ITS analysis: does it make sense to use dada2 trunc-len parameters?

jsogin574 · September 12, 2019, 7:14pm

Just a thought on this topic:

Depending on your read lengths, I don't think you should trivially use the p-trunc-len parameters in Dada2 for ITS analysis.

From a recent paper in PLOS One Evaluation of the ribosomal DNA internal transcribed spacer (ITS), specifically ITS1 and ITS2, for the analysis of fungal diversity by deep sequencing ; this group was doing an in silico analysis to determine if ITS1 or ITS2 should be used as the barcode for fungi studies. Using the UNITE database, the group found:
" The length of the extracted ITS1 portions ranged from 9 bp to 1181 bp, with an average length of 177 bp, and the length of the extracted ITS2 portions ranged from 14 bp to 730 bp, with an average length of 182 bp, among the fungi."

If you are utilizing 250 or 300 bp reads, your read length could far exceed the ITS fragment in question for particular organisms. Cutadapt removes the primers and any nucleotides that come before or after (i.e. your adapters). The dada2 p-trunc-len parameter is then used to remove low quality regions towards the end of reads. However, all sequences shorter than the p-trunc-len are removed. Therefore, if your sample contains any organisms with ITS regions less than your p-trun-length parameter, you would be biasing your analysis to only catch organisms with ITS regions greater than your read length.

I see a couple options to deal with this problem:

Use cutadapt, don't remove low quality regions with the p-trunc-len parameter and proceed
Use cutadapt, then pass through phred-based filtering, then use Dada 2 without the p-trunc-len parameter (though this would inflate your ESV) count because sequences with unique lengths are considered to be unique ESVs)
Accept the bias and proceed

If anyone has thoughts on this or other workarounds that would be great!

Nicholas_Bokulich · September 12, 2019, 7:49pm

I think this is a really good point. After all, we recommend using q2-cutadapt or q2-itsxpress to avoid read-through on short ITS amplicons. Setting truncate parameters with dada2 will then cause these trimmed reads to be dropped.

But as you say it depends on read length. In the case of the tutorial data (the focus of the original question), the reads are all evidently shorter than the total amplicon length and there is no read-through, judging from the cutadapt results. In cases like these, and especially when using dada2 denoise-single, setting a truncation length can be useful for simplifying quality control and downstream processing.

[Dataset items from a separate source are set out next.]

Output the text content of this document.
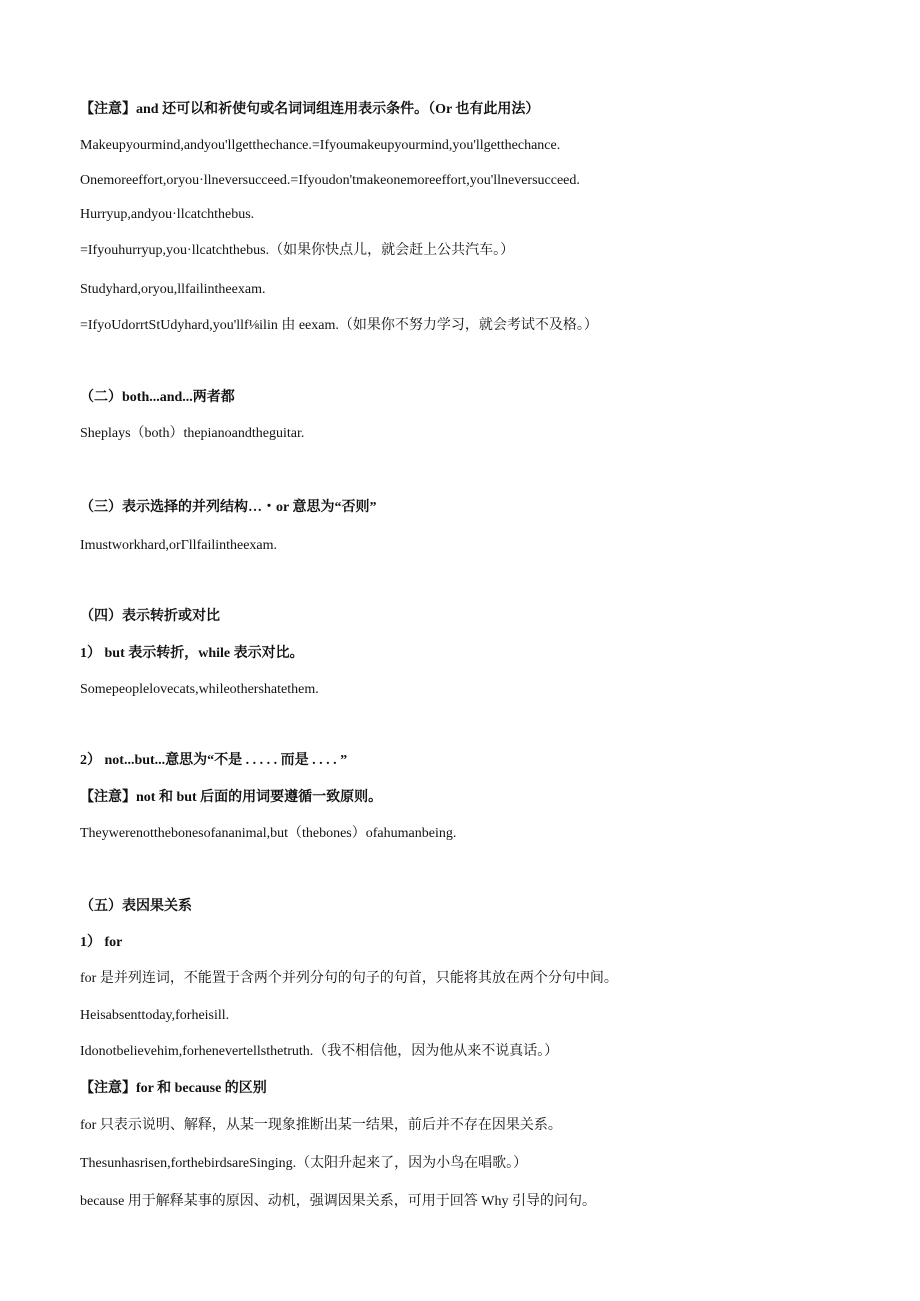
【注意】and 还可以和祈使句或名词词组连用表示条件。（Or 也有此用法）
Makeupyourmind,andyou'llgetthechance.=Ifyoumakeupyourmind,you'llgetthechance.
Onemoreeffort,oryou·llneversucceed.=Ifyoudon'tmakeonemoreeffort,you'llneversucceed.
Hurryup,andyou·llcatchthebus.
=Ifyouhurryup,you·llcatchthebus.（如果你快点儿，就会赶上公共汽车。）
Studyhard,oryou,llfailintheexam.
=IfyoUdorrtStUdyhard,you'llf⅛ilin 由 eexam.（如果你不努力学习，就会考试不及格。）
（二）both...and...两者都
Sheplays（both）thepianoandtheguitar.
（三）表示选择的并列结构…・or 意思为“否则”
Imustworkhard,orΓllfailintheexam.
（四）表示转折或对比
1） but 表示转折，while 表示对比。
Somepeoplelovecats,whileothershatethem.
2） not...but...意思为“不是 . . . . . 而是 . . . . ”
【注意】not 和 but 后面的用词要遵循一致原则。
Theywerenotthebonesofananimal,but（thebones）ofahumanbeing.
（五）表因果关系
1） for
for 是并列连词，不能置于含两个并列分句的句子的句首，只能将其放在两个分句中间。
Heisabsenttoday,forheisill.
Idonotbelievehim,forhenevertellsthetruth.（我不相信他，因为他从来不说真话。）
【注意】for 和 because 的区别
for 只表示说明、解释，从某一现象推断出某一结果，前后并不存在因果关系。
Thesunhasrisen,forthebirdsareSinging.（太阳升起来了，因为小鸟在唱歌。）
because 用于解释某事的原因、动机，强调因果关系，可用于回答 Why 引导的问句。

the minimums in those ranges seem extremely short, much shorter than I have seen reported elsewhere in the literature, and I suspect may be errors in their simulation.

I would add a 4th option to your proposals:

Use q2-itsxpress and/or cutadapt, examine read lengths before and after (to assess how much trimming occurred). Examine the read length distributions to see (a) what truncation lengths are acceptable and (b) if the length distributions make sense (e.g., very short reads could be junk!)
Use dada2.
2a. If denoise-paired, definitely don't use truncation unless if it is needed for read quality purposes.
2b. if denoise-single, test out a reasonable truncation length and pay close attention to the dada2 stats output to make sure you are not losing too many reads during the initial filtering step (if you do, it is not related to pre-trimming if the truncation setting is lower than the minimum trimmed read lengths).

llenzi · September 13, 2019, 12:41pm

Hi both,
adding my 2 cent on that.

@Nicholas_Bokulich when you say don't use truncating in your option 2a, you refer to the truncation length parameters only?
What about to keep '--p-trunc-len-f 0' and '--p-trunc-len-r 0' but also increase the setting for '--p-trunc-q'?
This is what I'm doing in my pipeline so to have a more dynamic approach rather than apply a fixed length to all the reads. Would this make sense to you?
Luca

jsogin574 · September 13, 2019, 1:50pm

@llenzi

Two questions for you:

If you use cutadapt, do you do any length based filtering of the reads obtained after primer removal (even 25 nt or so)? And if you’ve done any optimization with this, do you find that Dada2 behaves differently when you give it a few reads that are really short?
(I know this is extremely run dependent) but what have you found to be a reasonable range for p-trunc-q to still get a good number of reads passing filtering and merging?

Nicholas_Bokulich · September 13, 2019, 2:04pm

yes you are correct — I was only referring to --p-trunc-len* params.

For single-end reads I would discourage this, as it would lead to a large number of ASVs that may be genetically identical but grouped as separate ASVs because they are of different lengths (even 1 nt different!)

For paired-end reads I think it is fine. You may lose some reads because the read is being trimmed too much, but if it's because the Q-scores are garbage, then that's the intention!

Nor would it be inconsistent with @jsogin574's advice: @jsogin574's concern is that trunc-len filtering would cause cutadapt-trimmed reads to be dropped, but q-score based filtering would not do that (since it is based on extant read length, not an arbitrary value).